Member of the South Dakota Senate
- Assumed office 1985–1992

Personal details
- Born: Karen K. Nelsen October 15, 1942 Deshler, Nebraska, U.S.
- Died: April 3, 2026 (aged 83) Vermillion, South Dakota, U.S.
- Party: Democratic
- Spouse: Theodore R. Muenster Jr.
- Children: 3 (including MK Pritzker)
- Education: Sacred Heart Women's College University of Nebraska–Lincoln
- Occupation: Politician, businesswoman

= Karen Muenster =

American politician (1942–2026)

Karen K. Muenster (née Nelsen; October 15, 1942 – April 3, 2026) was an American politician and businesswoman. A Democrat, she served in the South Dakota Senate from 1985 to 1992 and was the minority whip from 1988 to 1992. She previously served on the Vermillion City Council.

== Early life and education ==
Muenster was born on October 15, 1942, in Deshler, Nebraska. She grew up in Hebron, Nebraska. She was educated at private Catholic institutions, graduating from Mount Carmel Academy and Sacred Heart Women's College in Wichita, Kansas. Muenster went on to attend the University of Nebraska–Lincoln, where she was a member of Alpha Xi Delta and served as president of the Young Democrats.

== Career ==
Muenster was a businesswoman and a self-employed historic property renovator.

She began her political career serving on the Vermillion, South Dakota city council. She was elected to serve in the South Dakota Senate in 1984 as a representative of the fifteenth district in northern Sioux Falls.
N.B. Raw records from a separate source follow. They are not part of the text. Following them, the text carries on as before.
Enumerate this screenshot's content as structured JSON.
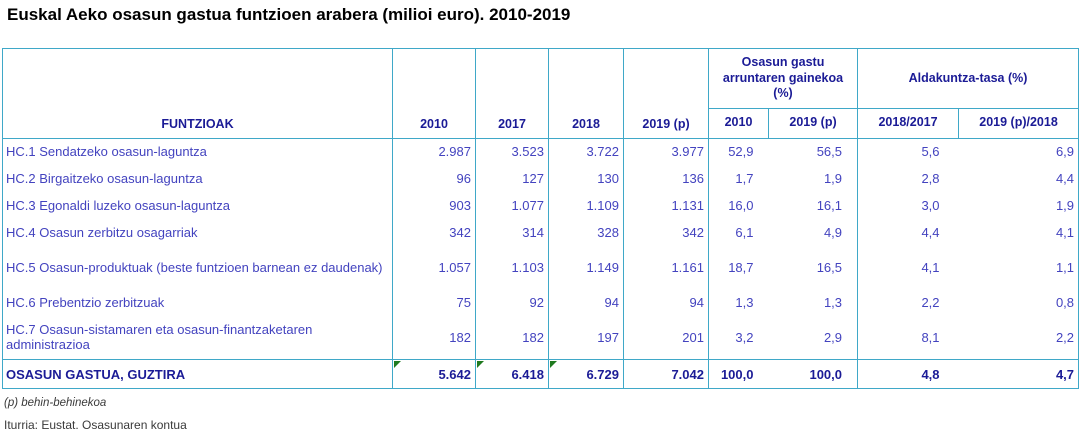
{
  "title": "Euskal Aeko osasun gastua funtzioen arabera (milioi euro). 2010-2019",
  "table": {
    "header": {
      "functions_label": "FUNTZIOAK",
      "year_columns": [
        "2010",
        "2017",
        "2018",
        "2019 (p)"
      ],
      "group_current_share": {
        "label": "Osasun gastu arruntaren gainekoa (%)",
        "sub_columns": [
          "2010",
          "2019 (p)"
        ]
      },
      "group_change_rate": {
        "label": "Aldakuntza-tasa (%)",
        "sub_columns": [
          "2018/2017",
          "2019 (p)/2018"
        ]
      }
    },
    "rows": [
      {
        "label": "HC.1 Sendatzeko osasun-laguntza",
        "tall": false,
        "values": [
          "2.987",
          "3.523",
          "3.722",
          "3.977",
          "52,9",
          "56,5",
          "5,6",
          "6,9"
        ]
      },
      {
        "label": "HC.2 Birgaitzeko osasun-laguntza",
        "tall": false,
        "values": [
          "96",
          "127",
          "130",
          "136",
          "1,7",
          "1,9",
          "2,8",
          "4,4"
        ]
      },
      {
        "label": "HC.3 Egonaldi luzeko osasun-laguntza",
        "tall": false,
        "values": [
          "903",
          "1.077",
          "1.109",
          "1.131",
          "16,0",
          "16,1",
          "3,0",
          "1,9"
        ]
      },
      {
        "label": "HC.4 Osasun zerbitzu osagarriak",
        "tall": false,
        "values": [
          "342",
          "314",
          "328",
          "342",
          "6,1",
          "4,9",
          "4,4",
          "4,1"
        ]
      },
      {
        "label": "HC.5 Osasun-produktuak (beste funtzioen barnean ez daudenak)",
        "tall": true,
        "values": [
          "1.057",
          "1.103",
          "1.149",
          "1.161",
          "18,7",
          "16,5",
          "4,1",
          "1,1"
        ]
      },
      {
        "label": "HC.6 Prebentzio zerbitzuak",
        "tall": false,
        "values": [
          "75",
          "92",
          "94",
          "94",
          "1,3",
          "1,3",
          "2,2",
          "0,8"
        ]
      },
      {
        "label": "HC.7 Osasun-sistamaren eta osasun-finantzaketaren administrazioa",
        "tall": true,
        "values": [
          "182",
          "182",
          "197",
          "201",
          "3,2",
          "2,9",
          "8,1",
          "2,2"
        ]
      }
    ],
    "total": {
      "label": "OSASUN GASTUA, GUZTIRA",
      "values": [
        "5.642",
        "6.418",
        "6.729",
        "7.042",
        "100,0",
        "100,0",
        "4,8",
        "4,7"
      ],
      "flagged_value_indices": [
        0,
        1,
        2
      ]
    }
  },
  "footnotes": {
    "provisional": "(p) behin-behinekoa",
    "source": "Iturria: Eustat. Osasunaren kontua"
  },
  "colors": {
    "border": "#3FA8C8",
    "header_text": "#1B1B96",
    "data_text": "#4343BF",
    "total_text": "#1B1B96",
    "flag_green": "#1F7A1F",
    "title_text": "#000000",
    "footnote_text": "#3A3A3A"
  }
}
She was reelected in 1986 and in 1988, serving in the senate from 1985 to 1992. She was appointed to the executive board of the Legislative Research Council in 1987 and was elected Democratic minority whip in 1988. She served on the state affairs, judiciary, and commerce committees.

Muenster was a member of the 1986 National Democratic Policy Commission, served as precinct committeewoman of the National Democratic Women's Club, and was a board member of the Civic Fine Arts Board.

== Personal life and death ==
Muenster married Theodore R. "Ted" Muenster Jr., a native of Beatrice, Nebraska whom she met in college, and moved with him to South Dakota in 1967. They lived in Vermillion, Pierre and Sioux Falls, and had three children, Ted, Tom, and Mary Kathryn.

Muenster died from complications of Alzheimer's disease in Vermillion on April 3, 2026, at the age of 83. Her funeral will take place at St. Agnes Catholic Church in Vermillion.

== Legacy ==
In 2009, the Theodore R. and Karen K. Muenster University Center at the University of South Dakota was named in honor of Muenster and her husband for their contributions to the school.